3.2. Der behauptete Verfahrensmangel liegt nicht vor. Dazu wird zwecks Vermeidung von Wiederholungen gemäß § 43 Abs. 2 VwGG auf das die Beschwerde gegen die Abweisung des Antrages des Beschwerdeführers auf Gewährung eines Abschiebungsaufschubes gemäß § 36 Abs. 2 FrG erledigende hg. Erkenntnis vom 3. März 1994, Zl. 93/18/0568, verwiesen. Was im speziellen das Vorbringen des Beschwerdeführers in seiner Äußerung vom 25. November 1993 der belangten Behörde gegenüber anlangt, daß es in seiner Heimatstadt zu Massakern gekommen sei, bei denen eine Vielzahl von Personen ermordet worden sei, so ist es ihm auch mit diesem in keiner Weise konkretisierten Hinweis nicht gelungen, eine aktuelle Gefährdung seiner Person i. S. des § 37 Abs. 1 oder 2 FrG und damit eine Notstandssituation glaubhaft zu machen.

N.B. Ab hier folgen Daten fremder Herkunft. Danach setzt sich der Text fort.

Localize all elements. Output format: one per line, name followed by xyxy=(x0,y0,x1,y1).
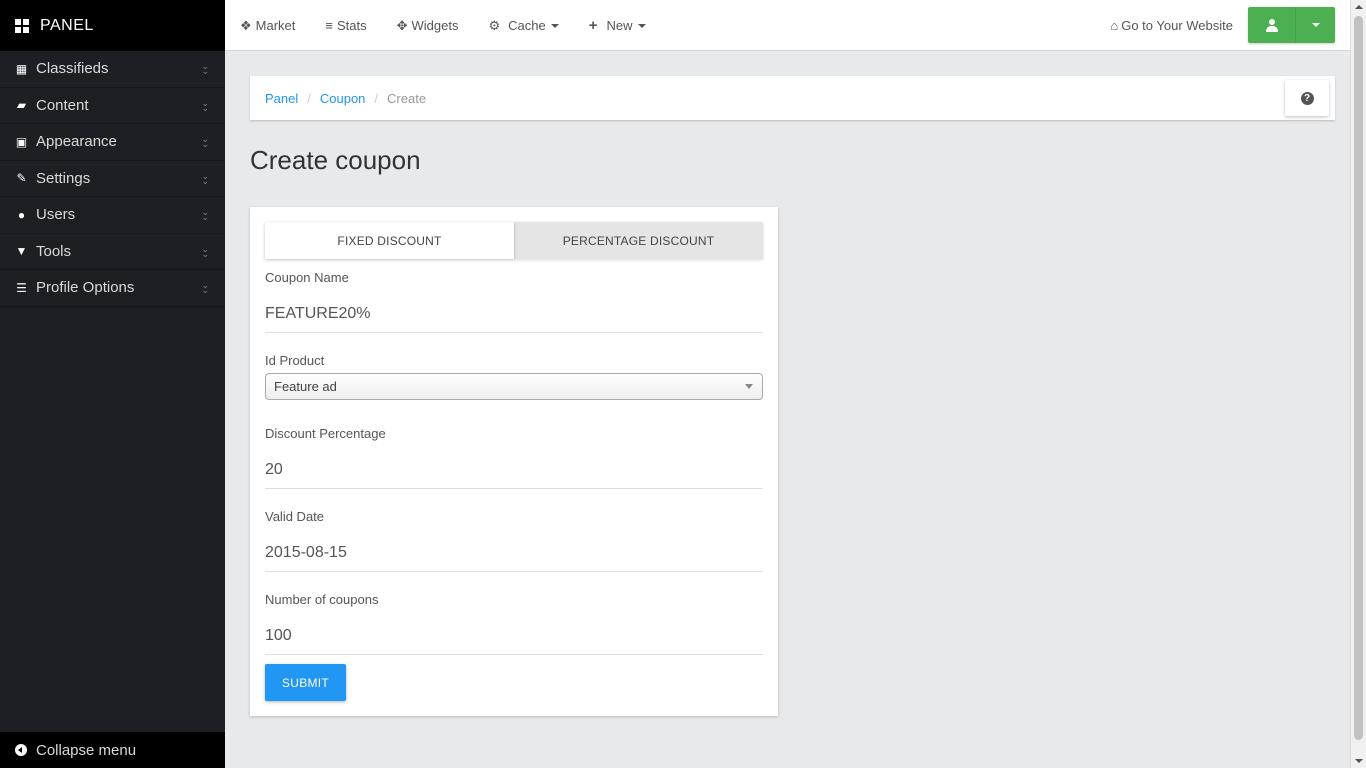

4. Auch zur Entkräftung des behaupteten Verfahrensmangels dergestalt, daß es die belangte Behörde verabsäumt habe, entsprechend seinem Begehren den seinen Antrag auf Gewährung eines Abschiebungsaufschubes betreffenden Verwaltungsakt beizuschaffen, genügt es im Grunde des § 43 Abs. 2 VwGG, auf das vorzitierte hg. Erkenntnis Zl. 93/18/0568 zu verweisen, mit dem die Beschwerde des Beschwerdeführers gegen die negative Erledigung seines Antrages auf Gewährung eines Abschiebungsaufschubes als unbegründet abgewiesen wurde.
5. Da nach dem Gesagten dem hier bekämpften Bescheid die behaupteten Rechtswidrigkeiten nicht anhaften, war die Beschwerde gemäß § 42 Abs. 1 VwGG als unbegründet abzuweisen.

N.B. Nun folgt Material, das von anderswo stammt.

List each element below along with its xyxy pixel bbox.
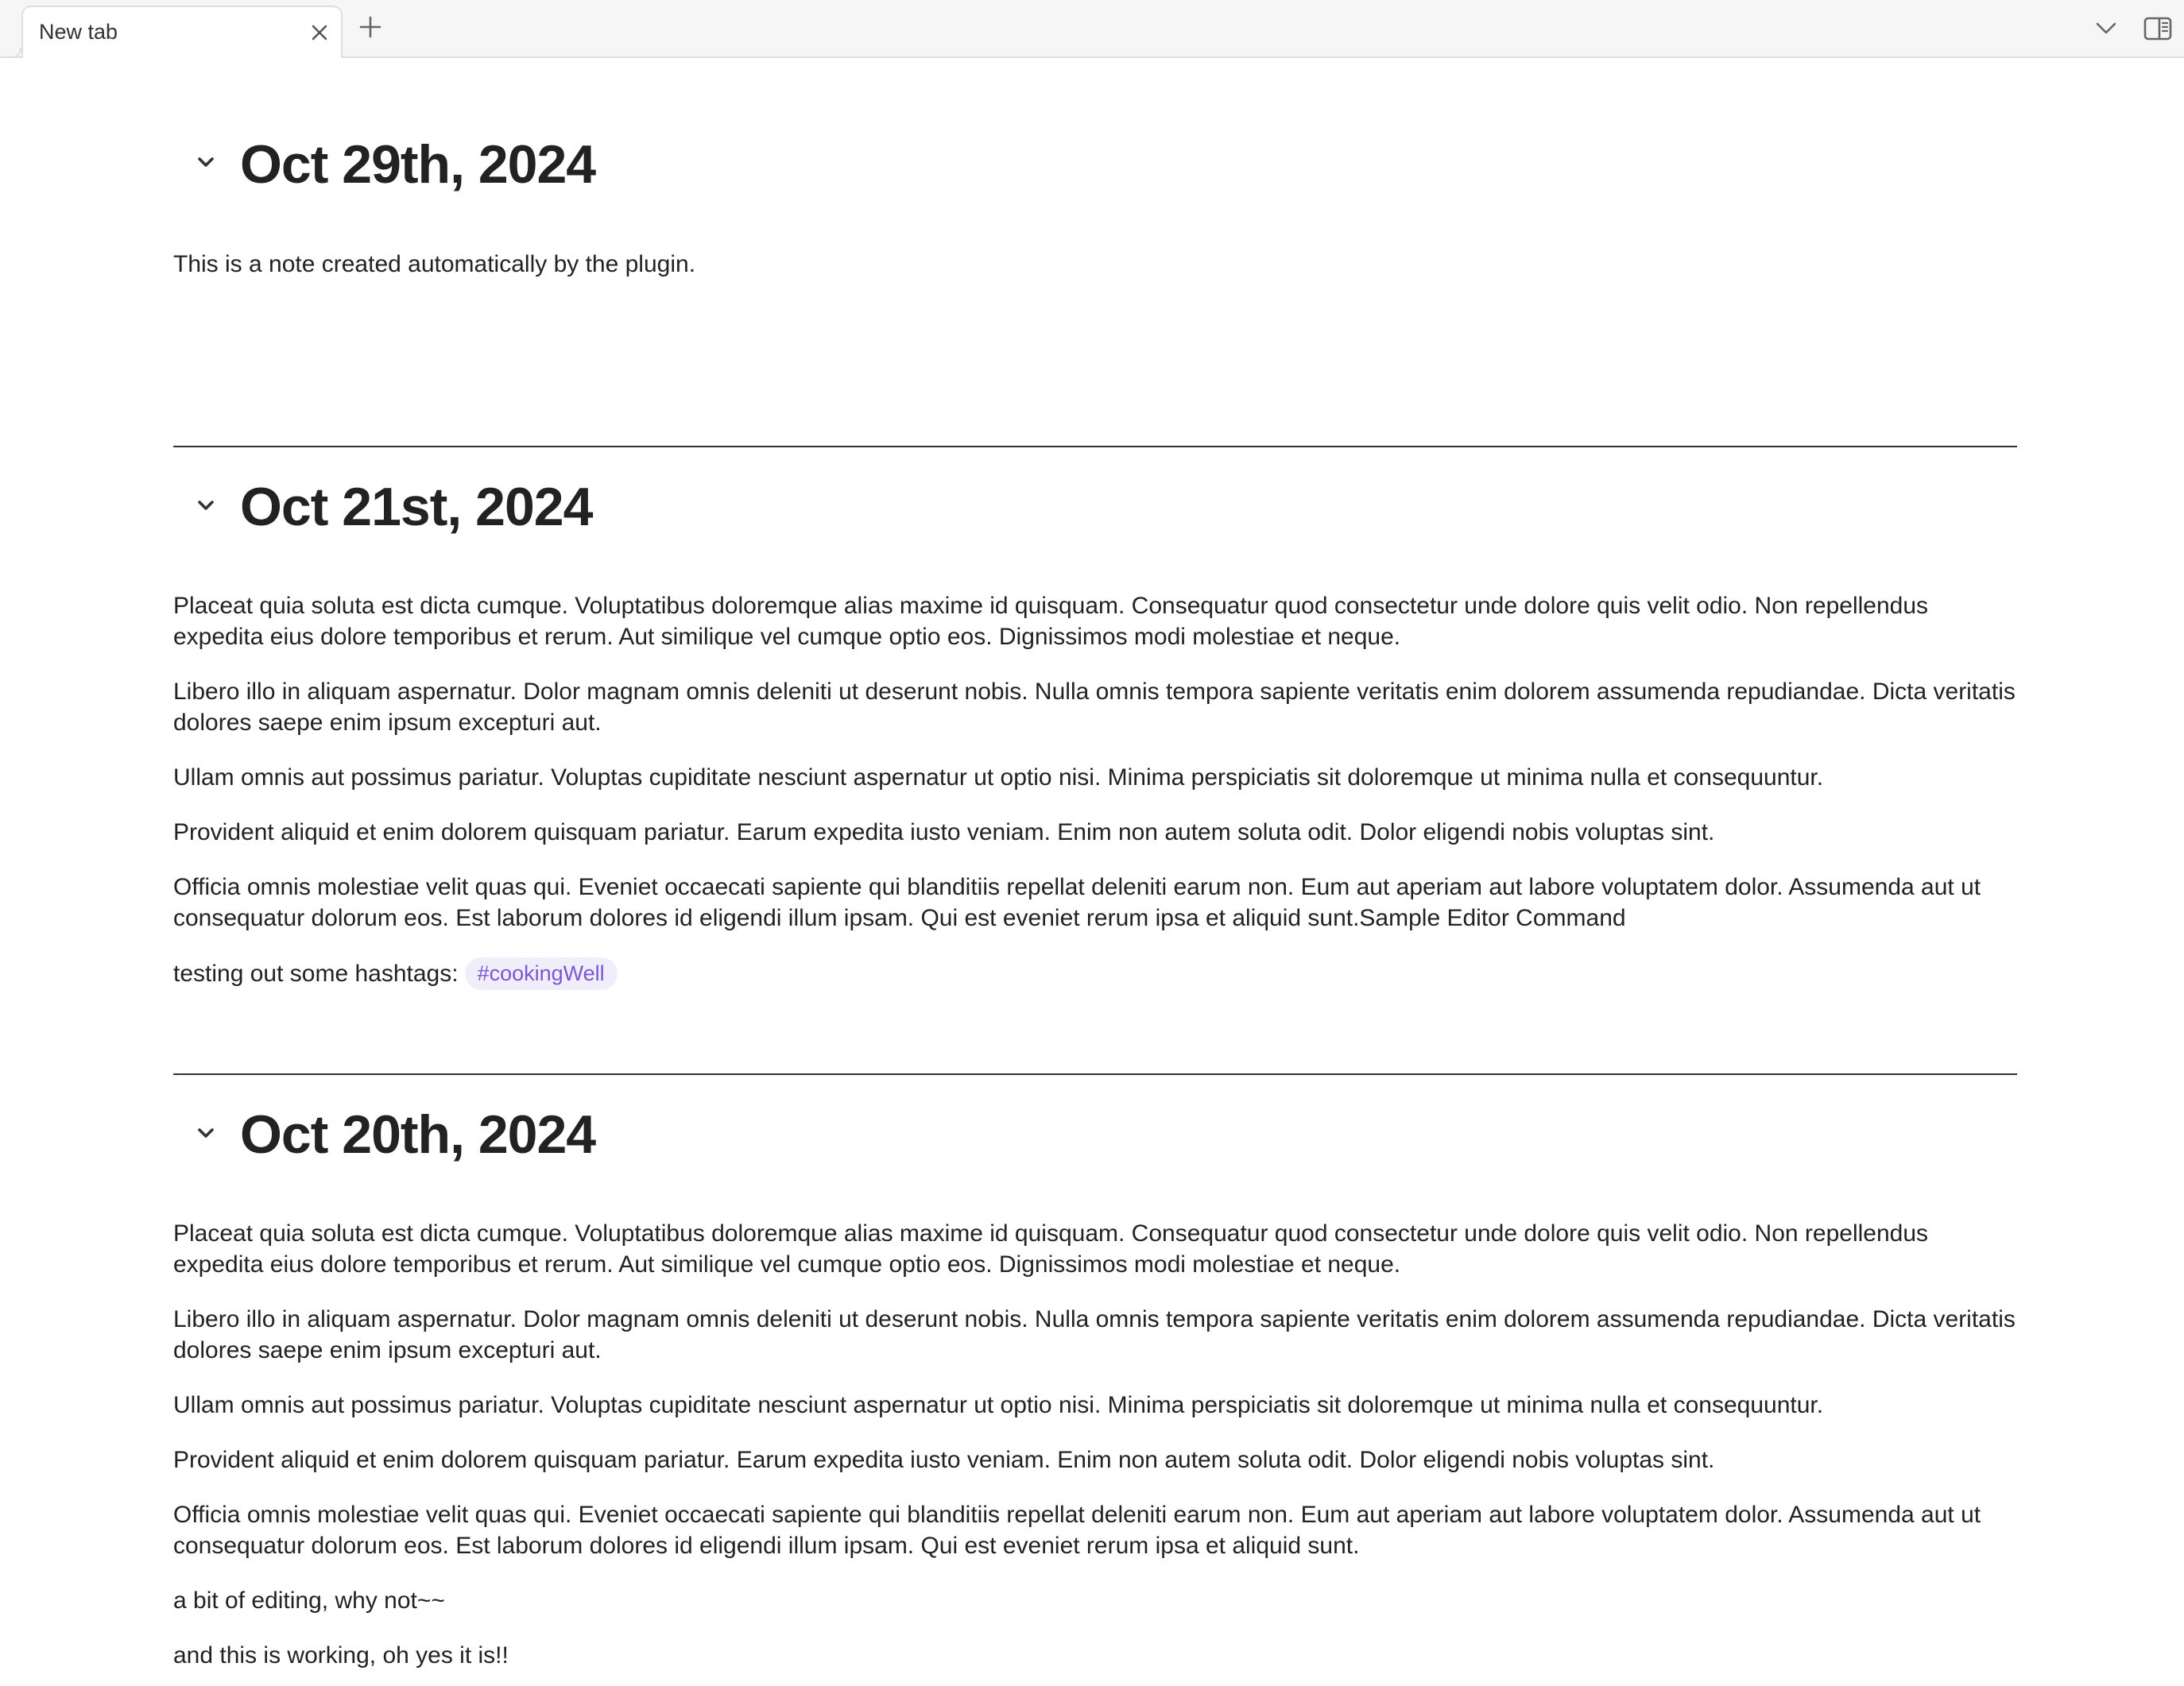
plus-icon[interactable] <box>354 11 386 43</box>
note-divider <box>173 446 2017 447</box>
note-paragraph: Ullam omnis aut possimus pariatur. Volup… <box>173 1392 1824 1418</box>
tab-title: New tab <box>39 20 118 44</box>
note-paragraph: Officia omnis molestiae velit quas qui. … <box>173 874 1981 931</box>
note-paragraph: Provident aliquid et enim dolorem quisqu… <box>173 819 1715 845</box>
chevron-down-icon[interactable] <box>196 154 216 170</box>
note-paragraph: a bit of editing, why not~~ <box>173 1587 445 1614</box>
chevron-down-icon[interactable] <box>2090 13 2122 44</box>
tab-bar-edge <box>0 48 21 58</box>
hashtag-line-text: testing out some hashtags: <box>173 961 459 987</box>
close-icon[interactable] <box>306 19 333 46</box>
note-paragraph: This is a note created automatically by … <box>173 251 696 277</box>
note-paragraph: Libero illo in aliquam aspernatur. Dolor… <box>173 1306 2016 1363</box>
note-paragraph: Provident aliquid et enim dolorem quisqu… <box>173 1447 1715 1473</box>
note-body: Placeat quia soluta est dicta cumque. Vo… <box>173 1218 2017 1671</box>
note-paragraph: Officia omnis molestiae velit quas qui. … <box>173 1502 1981 1559</box>
hashtag-pill[interactable]: #cookingWell <box>464 957 618 990</box>
hashtag-line: testing out some hashtags: #cookingWell <box>173 957 2017 990</box>
chevron-down-icon[interactable] <box>196 497 216 513</box>
note-paragraph: Libero illo in aliquam aspernatur. Dolor… <box>173 679 2016 736</box>
note-title[interactable]: Oct 29th, 2024 <box>240 133 596 195</box>
note-paragraph: Placeat quia soluta est dicta cumque. Vo… <box>173 593 1929 650</box>
note-title[interactable]: Oct 21st, 2024 <box>240 476 593 538</box>
note-body: Placeat quia soluta est dicta cumque. Vo… <box>173 590 2017 990</box>
note-divider <box>173 1073 2017 1075</box>
note-paragraph: Ullam omnis aut possimus pariatur. Volup… <box>173 764 1824 791</box>
note-paragraph: Placeat quia soluta est dicta cumque. Vo… <box>173 1220 1929 1278</box>
tab-bar: New tab <box>0 0 2184 58</box>
note-paragraph: and this is working, oh yes it is!! <box>173 1642 509 1669</box>
note-title[interactable]: Oct 20th, 2024 <box>240 1104 596 1166</box>
sidebar-toggle-icon[interactable] <box>2140 11 2175 46</box>
tab-new-tab[interactable]: New tab <box>21 6 343 58</box>
chevron-down-icon[interactable] <box>196 1125 216 1141</box>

6. Von der Durchführung der vom Beschwerdeführer beantragten mündlichen Verhandlung konnte im Hinblick auf § 39 Abs. 2 Z. 6 VwGG abgesehen werden.
7. Der Spruch über den Aufwandersatz gründet sich auf die §§ 47 und 48 Abs. 2 Z. 1 und 2 VwGG iVm der Verordnung BGBl. Nr. 416/1994.